Мальчишки-оборванцы, быстрые, как крысы, снуют под ногами, высматривая зазевавшегося покупателя, чтобы срезать кошель. Если поймают – хорошо, если просто изобьют до полусмерти. Могут и отрубить руку тут же, на колоде, под одобрительные крики толпы, для которой чужая боль – лучшее развлечение.
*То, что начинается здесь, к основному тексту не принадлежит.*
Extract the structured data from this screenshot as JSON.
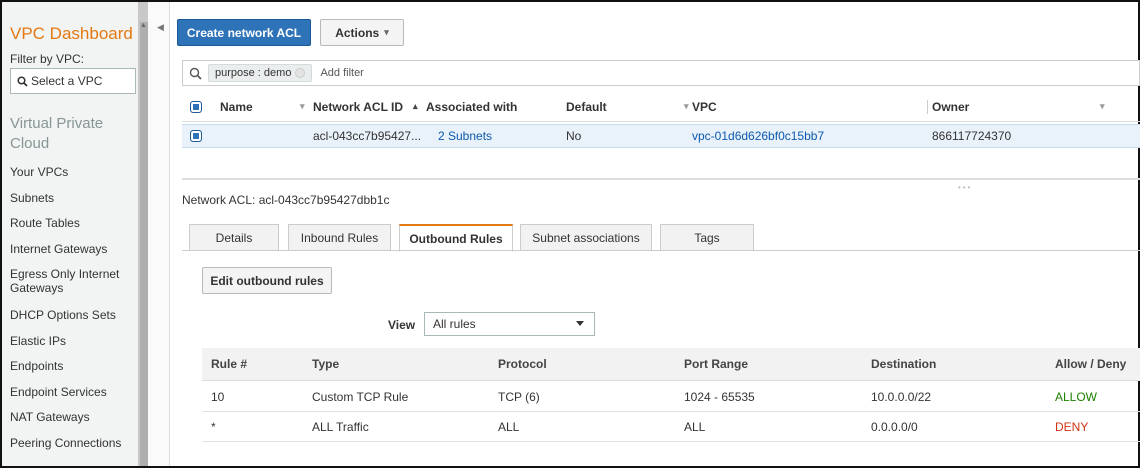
{
  "sidebar": {
    "title": "VPC Dashboard",
    "filter_label": "Filter by VPC:",
    "select_placeholder": "Select a VPC",
    "section": "Virtual Private Cloud",
    "items": [
      "Your VPCs",
      "Subnets",
      "Route Tables",
      "Internet Gateways",
      "Egress Only Internet Gateways",
      "DHCP Options Sets",
      "Elastic IPs",
      "Endpoints",
      "Endpoint Services",
      "NAT Gateways",
      "Peering Connections"
    ]
  },
  "toolbar": {
    "create_label": "Create network ACL",
    "actions_label": "Actions"
  },
  "filter": {
    "token": "purpose : demo",
    "add_label": "Add filter"
  },
  "table": {
    "headers": [
      "Name",
      "Network ACL ID",
      "Associated with",
      "Default",
      "VPC",
      "Owner"
    ],
    "rows": [
      {
        "name": "",
        "acl_id": "acl-043cc7b95427...",
        "associated": "2 Subnets",
        "default": "No",
        "vpc": "vpc-01d6d626bf0c15bb7",
        "owner": "866117724370"
      }
    ]
  },
  "details": {
    "title": "Network ACL: acl-043cc7b95427dbb1c",
    "tabs": [
      "Details",
      "Inbound Rules",
      "Outbound Rules",
      "Subnet associations",
      "Tags"
    ],
    "active_tab": "Outbound Rules",
    "edit_button": "Edit outbound rules",
    "view_label": "View",
    "view_value": "All rules",
    "rules_headers": [
      "Rule #",
      "Type",
      "Protocol",
      "Port Range",
      "Destination",
      "Allow / Deny"
    ],
    "rules": [
      {
        "rule": "10",
        "type": "Custom TCP Rule",
        "protocol": "TCP (6)",
        "port": "1024 - 65535",
        "dest": "10.0.0.0/22",
        "action": "ALLOW"
      },
      {
        "rule": "*",
        "type": "ALL Traffic",
        "protocol": "ALL",
        "port": "ALL",
        "dest": "0.0.0.0/0",
        "action": "DENY"
      }
    ]
  },
  "colors": {
    "accent_orange": "#e47911",
    "primary_blue": "#2e73b8",
    "link_blue": "#0b5aad",
    "allow_green": "#1d8102",
    "deny_red": "#d13212"
  }
}
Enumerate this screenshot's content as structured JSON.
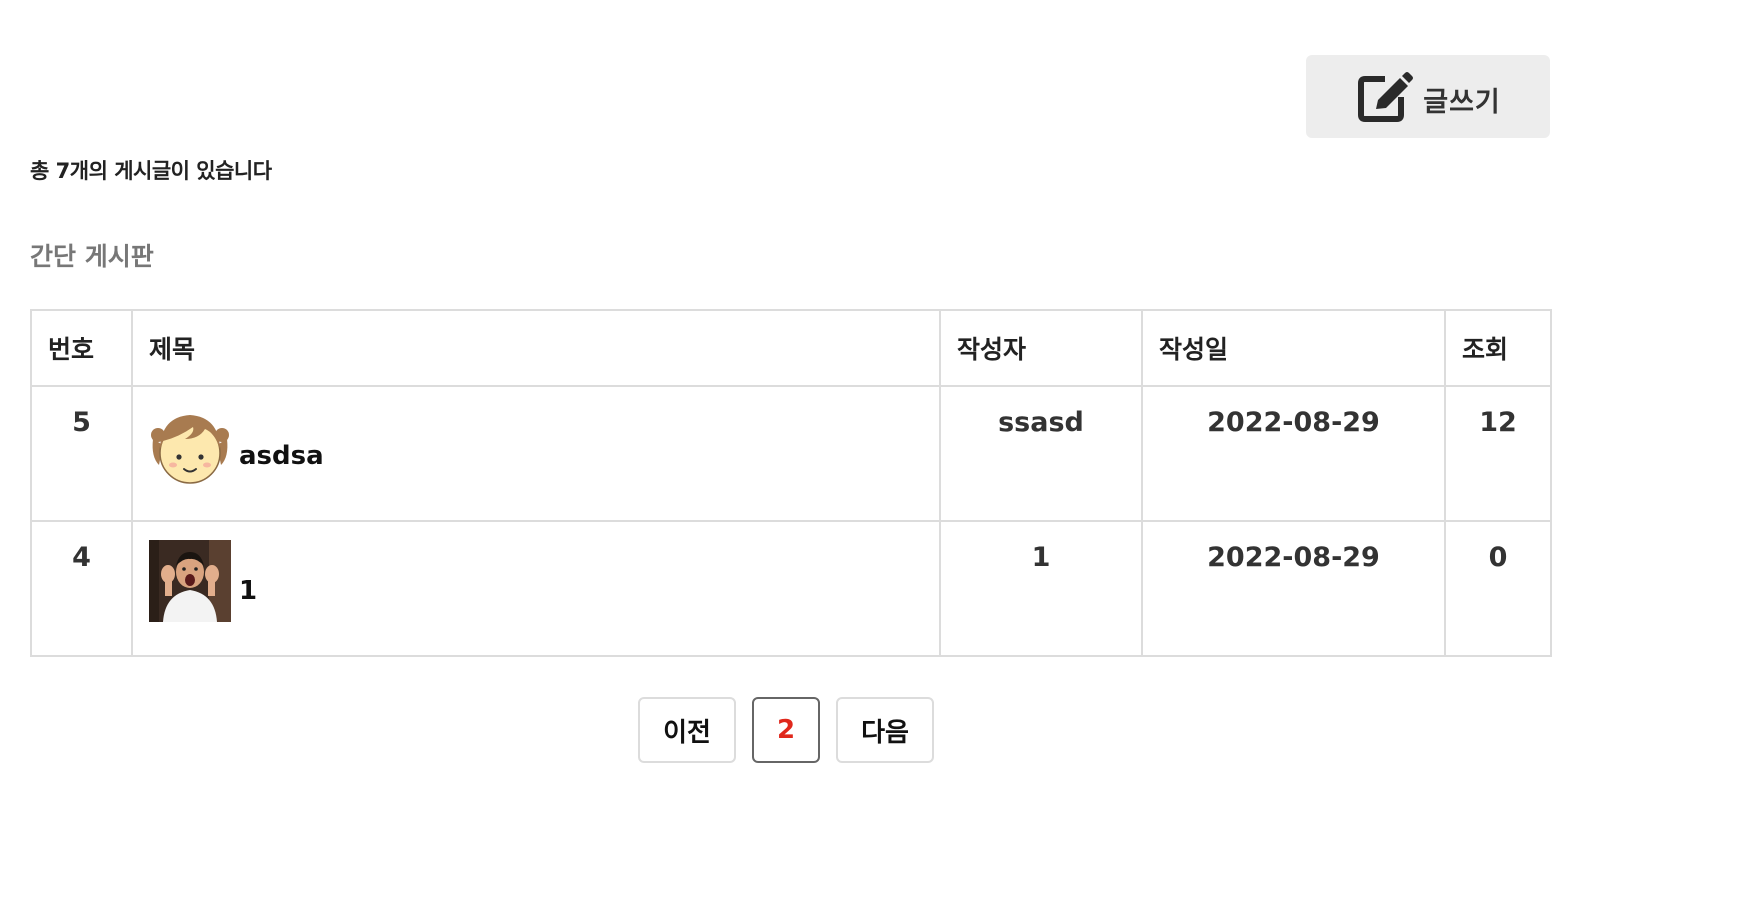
{
  "toolbar": {
    "write_label": "글쓰기",
    "write_icon": "edit-icon"
  },
  "summary": {
    "total_text": "총 7개의 게시글이 있습니다"
  },
  "board": {
    "title": "간단 게시판",
    "columns": {
      "num": "번호",
      "title": "제목",
      "author": "작성자",
      "date": "작성일",
      "views": "조회"
    },
    "rows": [
      {
        "num": "5",
        "title": "asdsa",
        "thumb": "girl-cartoon-thumbnail",
        "author": "ssasd",
        "date": "2022-08-29",
        "views": "12"
      },
      {
        "num": "4",
        "title": "1",
        "thumb": "person-photo-thumbnail",
        "author": "1",
        "date": "2022-08-29",
        "views": "0"
      }
    ]
  },
  "pagination": {
    "prev_label": "이전",
    "current_page": "2",
    "next_label": "다음",
    "current_color": "#e0281c"
  }
}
Над всем этим гамом, похотью и жестокостью, на самом высоком холме, словно другой, чистый мир, возвышались княжеские терема. Крепкие, из просмоленного дуба, с резными наличниками, похожими на оскаленные пасти зверей, и островерхими крышами. Отсюда, со стен, город внизу казался живым организмом, который сам себя пожирал. Подол был его разверстым, ненасытным ртом и клокочущими кишками. Днепр – синей веной, по которой текла и живая вода, и гной. А окружающие холмы с их древними капищами и густыми, темными лесами были его подсознанием – древним, жестоким, равнодушным к страданиям клеток этого огромного тела.

Именно здесь, на стене, отгородившись от смрада Подола высотой и ветром, часто стоял Яромир. Он смотрел на город не как на дом. Он смотрел на него, как лекарь смотрит на безнадежно больного пациента, чьи внутренности поражены гангреной. Он видел не просто сложный механизм. Он видел механизм, каждая деталь которого была проржавевшей и готовой сломаться в любой момент. В смеющихся детях он видел будущие трупы при набеге печенегов, маленькие тела с проломленными черепами. В богатых караванах – не процветание, а лишь приманку для разбойников и повод для новой кровавой распри.

Он был первым дружинником князя Святозара. Его тенью. Его топором. Его прозвище – Молчун – прилипло к нему так же прочно, как рукоять секиры к его ладони в кровавых мозолях. Он не был немым. Он просто видел, как его сородичи умоляли о пощаде, прежде чем варяжские мечи вскрыли им глотки. Он понял тогда, что слова – это лишь пар изо рта, бесполезный и бесплотный. Только дело имеет вес. Тяжелый, как удар обуха по затылку, превращающий кричащий рот в молчаливую кашу из костей и мозгов.